First, the plaintiffs contend that retirementeligible, though not retired, employees "were part of the same similarly-situated group of plan participants who had already retired insofar as they participated in the same plan." ECF No. 162 at 13. To the extent Count III asserts that the defendants discriminated against participants within the alleged Lifetime Plan, and thereby requires evidence of a Lifetime Plan in the first place, it is inappropriate for class certification, as found with respect to the other Counts.

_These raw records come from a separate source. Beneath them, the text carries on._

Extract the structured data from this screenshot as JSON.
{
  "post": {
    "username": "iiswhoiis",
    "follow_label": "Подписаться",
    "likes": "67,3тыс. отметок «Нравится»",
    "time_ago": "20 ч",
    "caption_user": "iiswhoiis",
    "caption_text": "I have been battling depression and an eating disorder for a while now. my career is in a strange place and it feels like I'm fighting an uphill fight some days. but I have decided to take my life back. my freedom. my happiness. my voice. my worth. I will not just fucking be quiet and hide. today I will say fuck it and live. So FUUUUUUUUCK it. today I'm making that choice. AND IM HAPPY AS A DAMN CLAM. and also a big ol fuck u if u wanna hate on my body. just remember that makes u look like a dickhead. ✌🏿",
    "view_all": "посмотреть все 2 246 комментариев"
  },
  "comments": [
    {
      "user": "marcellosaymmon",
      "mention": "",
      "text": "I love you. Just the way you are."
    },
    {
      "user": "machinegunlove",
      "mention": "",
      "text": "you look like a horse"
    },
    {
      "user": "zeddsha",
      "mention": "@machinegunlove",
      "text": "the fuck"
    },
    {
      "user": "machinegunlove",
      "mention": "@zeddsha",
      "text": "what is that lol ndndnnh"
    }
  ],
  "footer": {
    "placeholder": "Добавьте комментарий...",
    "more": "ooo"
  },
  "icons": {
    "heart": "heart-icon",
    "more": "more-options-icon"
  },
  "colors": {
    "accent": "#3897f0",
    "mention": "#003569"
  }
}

Even assuming the retirement-eligible and retired employees participated in the same plan, the plaintiffs fail to show how distinguishing between current and former employees is unlawful under ERISA. According to the Department of Labor ("DOL") regulations governing § 1182, "a plan or issuer may treat participants as two or more distinct groups of similarly situated individuals if the distinction between or among the groups of participants is based on a bona fide employment-based classification consistent with the employer's usual business practice." 29 C.F.R. § 2590.702(d)(1). Examples of a "bona fine employment-based classification" include "full-time versus part-time status, . . . date of hire, length of service, [and] current employee versus former employee status."
The plaintiffs rely on the assumption that the retirees necessarily "had a lengthier claims experience . . . and also tended to be less healthy due to their advanced age relative to the active workers." ECF No. 103 ¶ 130. The defendants correctly point out that there "is no evidence that any Defendant took any action based on the actual or perceived health status of any individual group." ECF No. 160 at 18. Some of the plaintiffs themselves also admit that they had "no idea" whether CONSOL decided to offer transition benefits based on who was healthier or more active. Prater Dep. 130:8-131:23, ECF No. 66-7; Bright Dep. 77:10-19, ECF No. 67-6. The plaintiffs only point to Kirby Hall, a 51-year-old absent class member, to demonstrate that the retirees are either disabled or older than some active employees. ECF No. 156 at 2 n.1. The plaintiffs fail to provide any other evidence to support the claim that "[a] substantial portion of the retiree welfare plan participants were necessarily in poorer health than the active workers."
Inasmuch as the plaintiffs fail to provide basic evidence to support their claim, Count III fails to conform to Rule 23(a)'s requirements and class certification must be denied on this count.
Because the plaintiffs' claims fail to comply with Rule 23(a)'s requirements, it is ORDERED that the plaintiffs' supplemental motion for class certification be, and it hereby is, denied.
The Clerk is directed to transmit copies of this order to all counsel of record and any unrepresented parties.